October 12th, 2008
Special Features According to Position.
1- Retrocaecal: Rigidity is often absent (silent appendix) and even on deep pressure tenderness may be lacking; gurgling may even be elicited. However, deep tenderness is often present in the loin, and rigidity of the quadratus lumborum may be in evidence. Psoas spasm may be sufficient to cause flexion of the hip joint; to extend the joint causes abdominal pain.
2- Pelvic: Occasionally early diarrhea results from an inflamed appendix being in contact with the rectum. Complete absence of abdominal rigidity and often tenderness over Mc Burney’s point is lacking as well. A rectal examination reveals tenderness in Douglas pouch especially in the right side. Psoas spasm may also be present. An inflamed appendix in contact with the bladder may cause frequency of micturition.
3- Post-ileal: Although this is rare, it accounts for some of the cases of “missed appendix”. Here the inflamed appendix lies behind the terminal ileum. It presents the greatest difficulty in diagnosis because the pain may not shift, diarrhea is a feature, marked nausea may occur and tenderness, if any, is ill defined, though it may be preset immediately to the right of umbilicus. As the appendix the lower ileum, the patient usually passes small loose stools soon after eating or drinking.
4- Maldescended (Subhepatic): The tenderness is in the subhepatic region. It is sometimes mistaken for acute cholecystitis.
Special Features According to Age.
1- Acute appendicitis in infants: In infants under 36 months of age the incidence of perforation is over 80%, and the mortality is considerablt higher the general mortality. One of the reasons of the rapid onset of diffuse peritonitis is that the greater omentum, being comparatively short and undeveloped, is unable to give much assistance in localizing the infection. Even more important is the difficulty in arriving at an early diagnosis.
2- Acute appendicitis in children:
- Increase temperature and pressure.
- Vomiting
- Complete aversion to food.
- Don’t sleep during the attack.
- Bowel sounds are completely abscent, very often in the early stages.
3- Acute appendicitis in the old age: Gangrene and perforation occurs much more frequently in elderly patients.
- Lax abdominal wall: muscle atrophy, soft, abscence f rigidity.
- Obesity.
- Self medication with laxatives.
- Peritonitis may be spread more widely if enmas are given.
- The immune system becomes weaker in old age.
For all these reasons, acute appendicitis in older age groups carries a high mortality.
Acute appendicitis in obese: Obesity can obscure and diminish all the local signs of acute appendicitis.
Acute appendicitis in pregnancy: Because the appendix is displaced by enlarging uterus, pain and tenderness are higher and more lateral than in the usual circumstances.
Appendicitis in pregnancy is not rarer or commoner than appendicitis in the general community, but it has a higher mortality and morbidity because it is cinfused with other complications of pregnancy. The nearr to term the greater danger. After 6 months there is a maternal mortality of 20%- ten times greater than in first 3 months.

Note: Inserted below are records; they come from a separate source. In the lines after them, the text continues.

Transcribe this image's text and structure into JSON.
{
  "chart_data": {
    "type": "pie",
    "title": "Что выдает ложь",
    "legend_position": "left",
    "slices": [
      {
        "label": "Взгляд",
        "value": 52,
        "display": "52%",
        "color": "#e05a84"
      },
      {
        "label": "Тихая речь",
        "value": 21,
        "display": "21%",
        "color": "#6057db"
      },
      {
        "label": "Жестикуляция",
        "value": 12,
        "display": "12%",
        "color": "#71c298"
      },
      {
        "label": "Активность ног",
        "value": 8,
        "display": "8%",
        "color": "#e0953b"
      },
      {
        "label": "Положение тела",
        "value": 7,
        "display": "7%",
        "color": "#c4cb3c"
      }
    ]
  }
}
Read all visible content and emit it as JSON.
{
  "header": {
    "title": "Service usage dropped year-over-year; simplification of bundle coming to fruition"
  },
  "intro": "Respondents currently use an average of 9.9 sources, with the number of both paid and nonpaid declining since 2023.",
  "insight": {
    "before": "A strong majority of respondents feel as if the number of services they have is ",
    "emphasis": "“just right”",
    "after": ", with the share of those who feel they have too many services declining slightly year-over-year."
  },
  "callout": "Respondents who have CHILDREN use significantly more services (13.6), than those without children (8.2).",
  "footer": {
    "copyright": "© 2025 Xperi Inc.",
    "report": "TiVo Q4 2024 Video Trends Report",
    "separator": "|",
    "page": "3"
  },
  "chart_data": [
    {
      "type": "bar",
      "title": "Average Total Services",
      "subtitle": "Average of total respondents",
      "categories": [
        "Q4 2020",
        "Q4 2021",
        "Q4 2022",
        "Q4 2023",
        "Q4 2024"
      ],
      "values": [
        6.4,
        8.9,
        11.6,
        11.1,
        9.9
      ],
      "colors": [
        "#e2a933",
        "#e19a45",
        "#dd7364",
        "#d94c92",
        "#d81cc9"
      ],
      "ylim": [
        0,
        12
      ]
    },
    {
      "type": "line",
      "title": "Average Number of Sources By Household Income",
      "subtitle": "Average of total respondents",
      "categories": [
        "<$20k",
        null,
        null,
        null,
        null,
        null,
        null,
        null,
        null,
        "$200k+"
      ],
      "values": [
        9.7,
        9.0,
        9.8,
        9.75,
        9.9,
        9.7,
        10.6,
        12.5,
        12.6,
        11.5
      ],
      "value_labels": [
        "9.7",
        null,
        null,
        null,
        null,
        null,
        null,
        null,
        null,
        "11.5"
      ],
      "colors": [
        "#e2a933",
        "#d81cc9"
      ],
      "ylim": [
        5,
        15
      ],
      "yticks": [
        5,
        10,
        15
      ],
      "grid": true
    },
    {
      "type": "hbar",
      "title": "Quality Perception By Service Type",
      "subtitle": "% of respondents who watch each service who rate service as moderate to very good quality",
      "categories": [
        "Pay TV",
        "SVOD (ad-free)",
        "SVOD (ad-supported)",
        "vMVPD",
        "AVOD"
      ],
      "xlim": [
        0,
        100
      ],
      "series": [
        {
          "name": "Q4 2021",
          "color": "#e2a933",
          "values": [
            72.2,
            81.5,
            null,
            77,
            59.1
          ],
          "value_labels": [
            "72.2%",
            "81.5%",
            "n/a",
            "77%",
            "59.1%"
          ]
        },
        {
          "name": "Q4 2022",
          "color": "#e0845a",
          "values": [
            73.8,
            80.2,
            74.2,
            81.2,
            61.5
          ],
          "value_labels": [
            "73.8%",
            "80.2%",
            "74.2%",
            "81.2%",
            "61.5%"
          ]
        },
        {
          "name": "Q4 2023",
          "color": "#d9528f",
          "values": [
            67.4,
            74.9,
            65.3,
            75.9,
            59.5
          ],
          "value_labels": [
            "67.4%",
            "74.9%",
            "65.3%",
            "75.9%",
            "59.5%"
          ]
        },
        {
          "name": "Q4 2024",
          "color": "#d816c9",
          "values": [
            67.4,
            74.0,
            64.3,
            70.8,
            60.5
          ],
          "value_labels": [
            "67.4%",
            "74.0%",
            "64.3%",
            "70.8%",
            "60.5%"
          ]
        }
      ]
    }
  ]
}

Differentiation must be made from:
- Pyelitis: inflammation of the pelvis of the kidney.
- Vomiting of pregnancy.
- Torsion of an ovarian cyst.
Microscopical examination of specimens of urine will help to exclude pyelonephritis, but in doubtful cases it is best to perform early appendicectomy.
There is considerable danger of abortion, particularly in the first trimester. The pregnant patient with acute perforated appendicitis aborts or goes into premature labor in 50% of cases.